FILE - Bilal Agh Cherif (C), secretary general of The Coordination of the Movements of Azawad (CMA), attends the peace talk meeting in Algiers, Algeria, Jan. 18, 2016. Mali's government and Tuareg-led rebels held talks in Algiers on Monday aimed at advancing a peace agreement brokered last year to end decades of separatist fighting.

Rival Tuareg groups said on Thursday they had signed a peace deal in northern Mali, raising hopes of an end to years of fighting and broken ceasefires.

Senior members of the separatist CMA and their pro-government opponents known as the Platform said they had settled their differences in the arid region, which is still reeling from a 2012 Islamist insurgency.

Past deals have fizzled as goodwill faded - though observers said they were optimistic, as the pact had been signed in Bamako on Wednesday night under the watch of the United Nations,government officials and international mediators.

"We assure that in future we will respect all thecommitments we have made before you and before the international community," senior Platform official Fahad Ag Almahamoud said on state radio.

CMA official Bilal Ag Cherif echoed the message, saying: "all parties must respect this document in their behavior and their everyday actions."

Rival Tuareg groups have fought over territory and politics for years.

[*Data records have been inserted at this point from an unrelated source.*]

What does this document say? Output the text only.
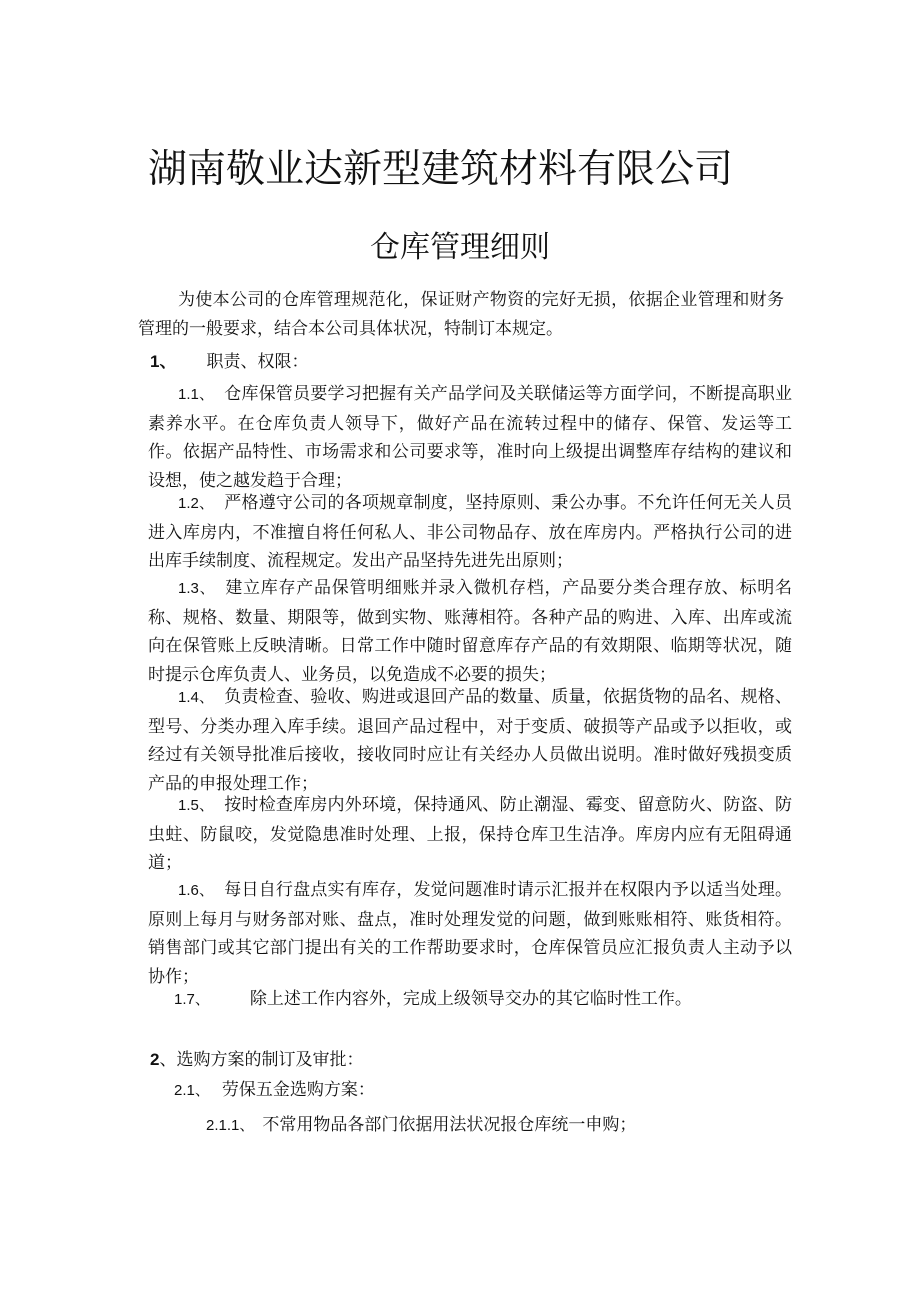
湖南敬业达新型建筑材料有限公司
仓库管理细则
为使本公司的仓库管理规范化，保证财产物资的完好无损，依据企业管理和财务管理的一般要求，结合本公司具体状况，特制订本规定。
1、 职责、权限：
1.1、 仓库保管员要学习把握有关产品学问及关联储运等方面学问，不断提高职业素养水平。在仓库负责人领导下，做好产品在流转过程中的储存、保管、发运等工作。依据产品特性、市场需求和公司要求等，准时向上级提出调整库存结构的建议和设想，使之越发趋于合理；
1.2、 严格遵守公司的各项规章制度，坚持原则、秉公办事。不允许任何无关人员进入库房内，不准擅自将任何私人、非公司物品存、放在库房内。严格执行公司的进出库手续制度、流程规定。发出产品坚持先进先出原则；
1.3、 建立库存产品保管明细账并录入微机存档，产品要分类合理存放、标明名称、规格、数量、期限等，做到实物、账薄相符。各种产品的购进、入库、出库或流向在保管账上反映清晰。日常工作中随时留意库存产品的有效期限、临期等状况，随时提示仓库负责人、业务员，以免造成不必要的损失；
1.4、 负责检查、验收、购进或退回产品的数量、质量，依据货物的品名、规格、型号、分类办理入库手续。退回产品过程中，对于变质、破损等产品或予以拒收，或经过有关领导批准后接收，接收同时应让有关经办人员做出说明。准时做好残损变质产品的申报处理工作；
1.5、 按时检查库房内外环境，保持通风、防止潮湿、霉变、留意防火、防盗、防虫蛀、防鼠咬，发觉隐患准时处理、上报，保持仓库卫生洁净。库房内应有无阻碍通道；
1.6、 每日自行盘点实有库存，发觉问题准时请示汇报并在权限内予以适当处理。原则上每月与财务部对账、盘点，准时处理发觉的问题，做到账账相符、账货相符。销售部门或其它部门提出有关的工作帮助要求时，仓库保管员应汇报负责人主动予以协作；
1.7、 除上述工作内容外，完成上级领导交办的其它临时性工作。
2、选购方案的制订及审批：
2.1、 劳保五金选购方案：
2.1.1、 不常用物品各部门依据用法状况报仓库统一申购；
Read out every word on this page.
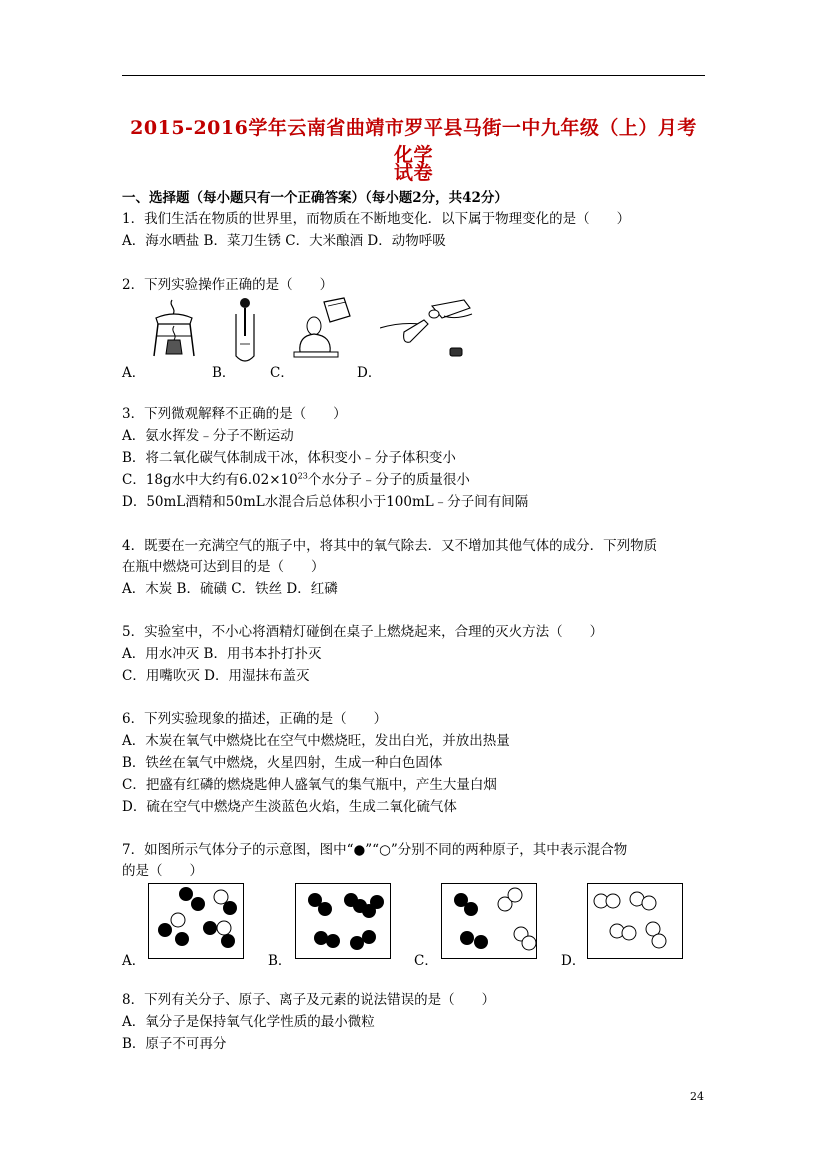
2015-2016学年云南省曲靖市罗平县马街一中九年级（上）月考化学
试卷
一、选择题（每小题只有一个正确答案）（每小题2分，共42分）
1．我们生活在物质的世界里，而物质在不断地变化．以下属于物理变化的是（　　）
A．海水晒盐 B．菜刀生锈 C．大米酿酒 D．动物呼吸
2．下列实验操作正确的是（　　）
A．	B．	C．	D．
3．下列微观解释不正确的是（　　）
A．氨水挥发﹣分子不断运动
B．将二氧化碳气体制成干冰，体积变小﹣分子体积变小
C．18g水中大约有$6.02\times 10^{23}$个水分子﹣分子的质量很小
D．50mL酒精和50mL水混合后总体积小于100mL﹣分子间有间隔
4．既要在一充满空气的瓶子中，将其中的氧气除去．又不增加其他气体的成分．下列物质
在瓶中燃烧可达到目的是（　　）
A．木炭 B．硫磺 C．铁丝 D．红磷
5．实验室中，不小心将酒精灯碰倒在桌子上燃烧起来，合理的灭火方法（　　）
A．用水冲灭 B．用书本扑打扑灭
C．用嘴吹灭 D．用湿抹布盖灭
6．下列实验现象的描述，正确的是（　　）
A．木炭在氧气中燃烧比在空气中燃烧旺，发出白光，并放出热量
B．铁丝在氧气中燃烧，火星四射，生成一种白色固体
C．把盛有红磷的燃烧匙伸人盛氧气的集气瓶中，产生大量白烟
D．硫在空气中燃烧产生淡蓝色火焰，生成二氧化硫气体
7．如图所示气体分子的示意图，图中“●”“○”分别不同的两种原子，其中表示混合物
的是（　　）
A．	B．	C．	D．
8．下列有关分子、原子、离子及元素的说法错误的是（　　）
A．氧分子是保持氧气化学性质的最小微粒
B．原子不可再分
24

More recent clashes have complicated efforts to counter al Qaeda-linked militants who took the north in 2012 before a French-led intervention pushed them back.

The peace deal followed a temporary ceasefire agreed last month which allowed the regional governor to return to the city of Kidal.

"This seems like a more permanent agreement [following the ceasefire] and could hold for now," said Andrew Lebovich, of the European Council on Foreign Relations. "It depends on the internal calculations of each group and if people are simply using the agreement to rebuild their forces."